Radioimmunotherapy with bismuth-213 as nonmyeloablative conditioning for marrow transplantation


Wolfgang A. Bethge1, D. Scott Wilbur2, Donald K. Hamlin2, Erlinda B. Santos1, Martin W. Brechbiel3, Rainer Storb1, and Brenda M. Sandmaier1. (1) Transplantation Biology, Fred Hutchinson Cancer Research Center, 1100 Fairview Avenue North, P.O. Box 19024, D1-100, Seattle, WA 98102, (2) Department of Radiation Oncology, University of Washington, 2121 N. 35th Street, Seattle, WA 98103, (3) Radiation Oncology Branch, National Cancer Institute, NIH, Bldg 10 Room B3B69, Bethesda, MD 20892
To lower treatment-related toxicity and mortality of conventional marrow transplantation, a nonmyeloablative conditioning regimen using 2 Gy total body irradiation (TBI) and mycophenolate mofetil (MMF) combined with cyclosporine (CSP) for postgrafting immunosuppression was developed in a canine model.

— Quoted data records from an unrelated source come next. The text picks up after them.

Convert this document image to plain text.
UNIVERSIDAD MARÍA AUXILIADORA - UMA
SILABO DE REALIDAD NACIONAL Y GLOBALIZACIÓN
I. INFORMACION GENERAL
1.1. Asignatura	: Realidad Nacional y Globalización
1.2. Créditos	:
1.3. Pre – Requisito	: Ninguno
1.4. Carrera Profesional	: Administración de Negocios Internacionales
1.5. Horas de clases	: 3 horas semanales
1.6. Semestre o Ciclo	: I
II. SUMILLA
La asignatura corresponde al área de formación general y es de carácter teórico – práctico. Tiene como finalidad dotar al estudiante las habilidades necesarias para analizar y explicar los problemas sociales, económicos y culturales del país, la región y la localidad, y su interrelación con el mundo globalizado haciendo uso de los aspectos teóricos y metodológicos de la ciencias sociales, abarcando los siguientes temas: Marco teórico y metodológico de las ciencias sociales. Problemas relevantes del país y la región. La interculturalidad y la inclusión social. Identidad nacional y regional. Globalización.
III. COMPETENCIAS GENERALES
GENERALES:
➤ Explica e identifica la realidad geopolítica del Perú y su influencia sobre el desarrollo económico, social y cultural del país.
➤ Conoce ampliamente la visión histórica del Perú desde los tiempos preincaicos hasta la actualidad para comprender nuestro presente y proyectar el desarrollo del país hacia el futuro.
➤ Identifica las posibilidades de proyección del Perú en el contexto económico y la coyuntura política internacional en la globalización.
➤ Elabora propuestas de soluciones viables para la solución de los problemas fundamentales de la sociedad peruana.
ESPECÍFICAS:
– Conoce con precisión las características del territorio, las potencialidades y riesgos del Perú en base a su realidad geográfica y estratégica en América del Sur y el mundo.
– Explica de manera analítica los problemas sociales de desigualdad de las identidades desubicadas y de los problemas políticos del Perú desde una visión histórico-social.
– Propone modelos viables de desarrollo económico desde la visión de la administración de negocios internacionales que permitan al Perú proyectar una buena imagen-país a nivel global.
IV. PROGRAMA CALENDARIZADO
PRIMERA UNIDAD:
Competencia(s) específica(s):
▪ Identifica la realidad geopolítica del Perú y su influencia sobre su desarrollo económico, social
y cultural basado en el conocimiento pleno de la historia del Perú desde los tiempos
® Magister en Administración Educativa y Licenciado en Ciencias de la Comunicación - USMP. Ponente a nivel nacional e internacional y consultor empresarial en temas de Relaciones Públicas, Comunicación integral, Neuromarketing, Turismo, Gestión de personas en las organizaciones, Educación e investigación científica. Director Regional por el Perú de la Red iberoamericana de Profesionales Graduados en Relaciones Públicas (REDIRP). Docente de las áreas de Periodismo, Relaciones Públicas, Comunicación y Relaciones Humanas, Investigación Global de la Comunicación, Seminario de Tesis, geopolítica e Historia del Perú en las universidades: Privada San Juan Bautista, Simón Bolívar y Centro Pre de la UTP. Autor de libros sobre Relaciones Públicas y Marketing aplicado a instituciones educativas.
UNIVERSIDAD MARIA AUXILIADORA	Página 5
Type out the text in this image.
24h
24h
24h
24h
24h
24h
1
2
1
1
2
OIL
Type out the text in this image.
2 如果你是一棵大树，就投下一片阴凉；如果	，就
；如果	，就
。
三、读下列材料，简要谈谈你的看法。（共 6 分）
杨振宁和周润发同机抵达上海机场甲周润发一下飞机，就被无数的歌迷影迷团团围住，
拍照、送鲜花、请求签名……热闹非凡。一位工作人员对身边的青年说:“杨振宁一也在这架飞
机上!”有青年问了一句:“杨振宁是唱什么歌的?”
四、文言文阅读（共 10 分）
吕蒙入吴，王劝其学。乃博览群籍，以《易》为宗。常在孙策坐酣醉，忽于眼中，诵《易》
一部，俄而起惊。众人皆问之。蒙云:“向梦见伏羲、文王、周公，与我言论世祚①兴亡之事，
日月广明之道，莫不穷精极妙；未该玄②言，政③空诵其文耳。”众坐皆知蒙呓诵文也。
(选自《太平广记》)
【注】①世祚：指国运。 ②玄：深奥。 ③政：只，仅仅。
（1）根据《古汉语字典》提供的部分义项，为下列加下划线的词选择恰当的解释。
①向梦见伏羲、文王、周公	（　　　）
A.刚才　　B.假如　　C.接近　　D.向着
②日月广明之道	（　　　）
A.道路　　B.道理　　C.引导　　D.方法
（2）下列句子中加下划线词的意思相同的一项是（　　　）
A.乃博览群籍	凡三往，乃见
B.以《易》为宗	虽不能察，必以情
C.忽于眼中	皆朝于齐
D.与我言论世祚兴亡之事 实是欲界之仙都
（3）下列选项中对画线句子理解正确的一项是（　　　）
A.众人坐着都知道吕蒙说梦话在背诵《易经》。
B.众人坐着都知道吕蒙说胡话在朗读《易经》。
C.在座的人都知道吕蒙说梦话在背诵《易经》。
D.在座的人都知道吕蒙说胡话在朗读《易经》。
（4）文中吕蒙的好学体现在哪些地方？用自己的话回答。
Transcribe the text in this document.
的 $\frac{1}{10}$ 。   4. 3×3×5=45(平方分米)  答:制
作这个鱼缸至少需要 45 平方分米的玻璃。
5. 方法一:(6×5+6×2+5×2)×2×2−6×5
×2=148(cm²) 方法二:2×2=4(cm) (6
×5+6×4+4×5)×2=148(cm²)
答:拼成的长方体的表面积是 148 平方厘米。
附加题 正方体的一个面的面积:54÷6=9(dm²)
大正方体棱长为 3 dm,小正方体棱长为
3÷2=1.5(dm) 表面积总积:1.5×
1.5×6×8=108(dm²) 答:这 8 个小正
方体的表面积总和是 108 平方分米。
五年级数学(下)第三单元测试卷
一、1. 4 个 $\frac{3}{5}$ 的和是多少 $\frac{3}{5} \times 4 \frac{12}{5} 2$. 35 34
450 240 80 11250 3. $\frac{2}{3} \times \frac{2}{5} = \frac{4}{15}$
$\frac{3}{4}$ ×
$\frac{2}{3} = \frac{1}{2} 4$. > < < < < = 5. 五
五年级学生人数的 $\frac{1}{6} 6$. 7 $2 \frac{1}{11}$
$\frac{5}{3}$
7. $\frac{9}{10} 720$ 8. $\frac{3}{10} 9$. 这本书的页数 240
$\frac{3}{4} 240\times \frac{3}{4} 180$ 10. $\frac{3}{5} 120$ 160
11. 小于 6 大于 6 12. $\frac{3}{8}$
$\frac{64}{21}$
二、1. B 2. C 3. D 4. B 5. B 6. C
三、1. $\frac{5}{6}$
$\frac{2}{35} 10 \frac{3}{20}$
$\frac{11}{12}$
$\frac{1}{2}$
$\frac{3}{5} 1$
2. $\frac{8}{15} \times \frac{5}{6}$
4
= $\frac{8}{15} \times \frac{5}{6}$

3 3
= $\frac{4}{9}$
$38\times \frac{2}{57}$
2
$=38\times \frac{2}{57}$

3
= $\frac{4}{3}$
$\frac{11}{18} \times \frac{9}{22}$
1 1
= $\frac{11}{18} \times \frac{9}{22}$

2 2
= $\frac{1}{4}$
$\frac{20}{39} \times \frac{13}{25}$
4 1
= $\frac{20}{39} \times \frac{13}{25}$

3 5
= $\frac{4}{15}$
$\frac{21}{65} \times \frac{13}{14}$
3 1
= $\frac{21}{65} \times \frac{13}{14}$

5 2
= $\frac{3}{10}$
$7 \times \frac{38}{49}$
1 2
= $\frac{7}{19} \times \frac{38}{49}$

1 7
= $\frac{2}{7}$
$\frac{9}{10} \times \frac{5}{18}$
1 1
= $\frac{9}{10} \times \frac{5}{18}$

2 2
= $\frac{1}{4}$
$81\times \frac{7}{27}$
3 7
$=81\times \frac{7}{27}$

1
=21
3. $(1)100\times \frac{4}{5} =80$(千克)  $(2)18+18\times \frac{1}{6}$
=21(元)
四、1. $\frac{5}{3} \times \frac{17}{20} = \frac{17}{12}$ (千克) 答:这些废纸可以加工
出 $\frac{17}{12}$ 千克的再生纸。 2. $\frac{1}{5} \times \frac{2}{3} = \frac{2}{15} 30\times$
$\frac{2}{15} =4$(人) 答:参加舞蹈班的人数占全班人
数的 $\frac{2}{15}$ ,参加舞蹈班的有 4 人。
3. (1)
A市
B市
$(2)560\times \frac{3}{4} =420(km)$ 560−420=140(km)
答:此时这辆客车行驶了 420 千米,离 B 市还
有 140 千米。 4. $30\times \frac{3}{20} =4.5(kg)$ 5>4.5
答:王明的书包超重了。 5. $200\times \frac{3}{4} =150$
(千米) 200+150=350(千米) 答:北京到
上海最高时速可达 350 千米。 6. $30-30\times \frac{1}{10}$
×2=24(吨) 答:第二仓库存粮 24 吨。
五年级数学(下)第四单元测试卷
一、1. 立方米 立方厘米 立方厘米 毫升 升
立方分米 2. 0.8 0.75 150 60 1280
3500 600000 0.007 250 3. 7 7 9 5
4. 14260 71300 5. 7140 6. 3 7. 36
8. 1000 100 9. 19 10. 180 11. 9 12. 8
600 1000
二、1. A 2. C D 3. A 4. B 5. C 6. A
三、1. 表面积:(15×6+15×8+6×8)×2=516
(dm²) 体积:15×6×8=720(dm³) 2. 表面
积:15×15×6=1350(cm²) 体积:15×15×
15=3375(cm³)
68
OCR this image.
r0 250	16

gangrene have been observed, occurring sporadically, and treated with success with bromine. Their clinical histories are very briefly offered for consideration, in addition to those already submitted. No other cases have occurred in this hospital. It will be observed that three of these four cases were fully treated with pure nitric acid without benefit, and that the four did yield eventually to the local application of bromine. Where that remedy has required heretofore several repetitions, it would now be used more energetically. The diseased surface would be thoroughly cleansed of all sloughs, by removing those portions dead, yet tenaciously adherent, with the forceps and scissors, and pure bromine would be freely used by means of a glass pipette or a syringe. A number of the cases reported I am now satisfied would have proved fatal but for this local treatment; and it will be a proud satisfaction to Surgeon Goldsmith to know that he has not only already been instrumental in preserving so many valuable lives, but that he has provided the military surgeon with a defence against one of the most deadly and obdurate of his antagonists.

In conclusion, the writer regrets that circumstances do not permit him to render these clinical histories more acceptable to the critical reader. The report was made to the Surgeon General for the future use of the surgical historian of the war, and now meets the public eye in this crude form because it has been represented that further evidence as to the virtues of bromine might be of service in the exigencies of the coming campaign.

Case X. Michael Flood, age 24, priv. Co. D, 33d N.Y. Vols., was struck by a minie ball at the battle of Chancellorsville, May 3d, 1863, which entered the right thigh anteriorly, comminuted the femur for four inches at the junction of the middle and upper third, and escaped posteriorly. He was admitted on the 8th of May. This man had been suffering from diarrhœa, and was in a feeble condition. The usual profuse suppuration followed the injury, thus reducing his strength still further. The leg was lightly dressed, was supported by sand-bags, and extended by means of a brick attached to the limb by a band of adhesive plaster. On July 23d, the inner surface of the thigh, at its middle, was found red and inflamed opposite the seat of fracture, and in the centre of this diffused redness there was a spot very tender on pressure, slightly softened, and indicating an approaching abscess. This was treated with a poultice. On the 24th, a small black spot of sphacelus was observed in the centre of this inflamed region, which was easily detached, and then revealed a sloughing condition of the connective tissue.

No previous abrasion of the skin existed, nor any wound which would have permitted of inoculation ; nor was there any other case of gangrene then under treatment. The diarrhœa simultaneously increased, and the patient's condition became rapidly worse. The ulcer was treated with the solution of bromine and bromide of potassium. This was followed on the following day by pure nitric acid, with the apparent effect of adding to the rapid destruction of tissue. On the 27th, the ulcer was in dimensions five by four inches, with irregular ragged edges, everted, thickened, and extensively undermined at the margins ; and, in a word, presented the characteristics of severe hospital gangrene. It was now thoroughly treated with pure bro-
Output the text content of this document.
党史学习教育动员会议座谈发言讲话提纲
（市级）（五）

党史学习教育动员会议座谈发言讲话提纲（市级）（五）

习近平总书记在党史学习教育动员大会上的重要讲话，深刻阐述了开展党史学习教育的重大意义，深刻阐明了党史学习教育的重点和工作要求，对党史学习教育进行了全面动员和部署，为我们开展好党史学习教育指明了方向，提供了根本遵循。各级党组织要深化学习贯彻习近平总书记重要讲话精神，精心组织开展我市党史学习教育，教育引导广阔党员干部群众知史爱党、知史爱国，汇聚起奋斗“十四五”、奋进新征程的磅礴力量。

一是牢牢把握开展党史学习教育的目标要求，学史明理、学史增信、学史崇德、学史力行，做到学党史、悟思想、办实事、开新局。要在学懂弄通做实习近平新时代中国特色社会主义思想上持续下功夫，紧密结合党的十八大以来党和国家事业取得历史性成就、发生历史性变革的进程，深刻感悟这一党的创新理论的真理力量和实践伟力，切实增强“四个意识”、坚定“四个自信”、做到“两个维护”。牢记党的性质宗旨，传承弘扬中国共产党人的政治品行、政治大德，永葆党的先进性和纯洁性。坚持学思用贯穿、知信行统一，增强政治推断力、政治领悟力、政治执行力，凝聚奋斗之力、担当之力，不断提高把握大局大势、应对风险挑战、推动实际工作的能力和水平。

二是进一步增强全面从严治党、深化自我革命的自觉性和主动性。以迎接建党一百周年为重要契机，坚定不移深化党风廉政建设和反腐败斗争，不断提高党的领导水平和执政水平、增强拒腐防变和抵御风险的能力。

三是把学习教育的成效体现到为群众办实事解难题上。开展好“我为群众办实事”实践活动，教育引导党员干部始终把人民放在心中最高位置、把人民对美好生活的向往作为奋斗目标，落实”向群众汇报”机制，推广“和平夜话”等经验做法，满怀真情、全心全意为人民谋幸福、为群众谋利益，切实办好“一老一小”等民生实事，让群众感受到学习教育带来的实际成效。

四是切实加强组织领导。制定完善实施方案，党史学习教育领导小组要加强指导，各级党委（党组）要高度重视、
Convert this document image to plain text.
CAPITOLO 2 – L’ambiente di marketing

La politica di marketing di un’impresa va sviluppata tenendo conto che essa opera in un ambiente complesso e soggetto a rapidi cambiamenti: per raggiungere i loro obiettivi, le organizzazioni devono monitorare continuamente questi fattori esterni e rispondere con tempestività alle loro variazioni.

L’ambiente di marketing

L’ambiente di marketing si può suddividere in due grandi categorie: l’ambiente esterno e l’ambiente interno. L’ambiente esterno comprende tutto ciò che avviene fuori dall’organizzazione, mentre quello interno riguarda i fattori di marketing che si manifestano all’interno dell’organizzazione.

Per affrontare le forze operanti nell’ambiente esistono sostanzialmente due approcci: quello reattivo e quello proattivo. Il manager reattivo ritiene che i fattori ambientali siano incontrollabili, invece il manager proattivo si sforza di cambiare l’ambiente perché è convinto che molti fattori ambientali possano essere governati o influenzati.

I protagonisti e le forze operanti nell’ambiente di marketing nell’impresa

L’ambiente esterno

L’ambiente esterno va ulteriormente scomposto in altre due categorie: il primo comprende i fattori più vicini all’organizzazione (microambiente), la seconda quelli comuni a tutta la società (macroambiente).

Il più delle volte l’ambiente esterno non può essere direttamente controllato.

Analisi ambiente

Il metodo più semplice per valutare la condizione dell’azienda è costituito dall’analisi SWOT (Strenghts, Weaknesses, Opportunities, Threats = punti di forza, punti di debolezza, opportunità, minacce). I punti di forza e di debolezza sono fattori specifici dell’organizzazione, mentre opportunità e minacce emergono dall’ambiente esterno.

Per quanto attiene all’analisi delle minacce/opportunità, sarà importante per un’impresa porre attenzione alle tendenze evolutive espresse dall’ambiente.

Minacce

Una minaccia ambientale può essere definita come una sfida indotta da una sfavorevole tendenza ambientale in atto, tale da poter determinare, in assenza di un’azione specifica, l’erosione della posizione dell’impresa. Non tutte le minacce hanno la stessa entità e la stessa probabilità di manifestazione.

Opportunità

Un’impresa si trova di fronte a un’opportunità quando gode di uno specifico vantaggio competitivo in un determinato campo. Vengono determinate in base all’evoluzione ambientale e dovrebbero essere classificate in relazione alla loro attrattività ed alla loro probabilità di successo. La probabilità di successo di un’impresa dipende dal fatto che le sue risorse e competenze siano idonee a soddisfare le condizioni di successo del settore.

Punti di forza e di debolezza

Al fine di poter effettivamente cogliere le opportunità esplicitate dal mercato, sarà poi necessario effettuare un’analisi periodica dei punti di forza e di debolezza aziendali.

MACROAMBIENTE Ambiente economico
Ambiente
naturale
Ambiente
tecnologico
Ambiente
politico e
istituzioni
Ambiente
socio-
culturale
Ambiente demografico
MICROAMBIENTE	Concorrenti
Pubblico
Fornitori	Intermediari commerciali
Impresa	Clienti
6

To specifically target cells responsible for graft rejection and to circumvent potential toxic effects of external beam irradiation, we investigated replacing TBI by radioimmunotherapy with the alpha-emitting radionuclide bismuth-213 (213Bi). 213Bi was coupled to monoclonal antibodies, either to the panhematopoietic antigen CD45 or the T-cell receptor ab, using the metal binding chelate CHX-A-DTPA. The radioimmunoconjugates were administered in 6 injections on days -3 and -2 followed by transplant of DLA-identical marrow on day 0 and postgrafting immunosuppression with MMF and CSP. Targeting either CD45 or TCRab with the radioimmunoconjugates in combination with postgrafting immunosuppression allowed stable marrow engraftment in a canine model, thus replacing TBI.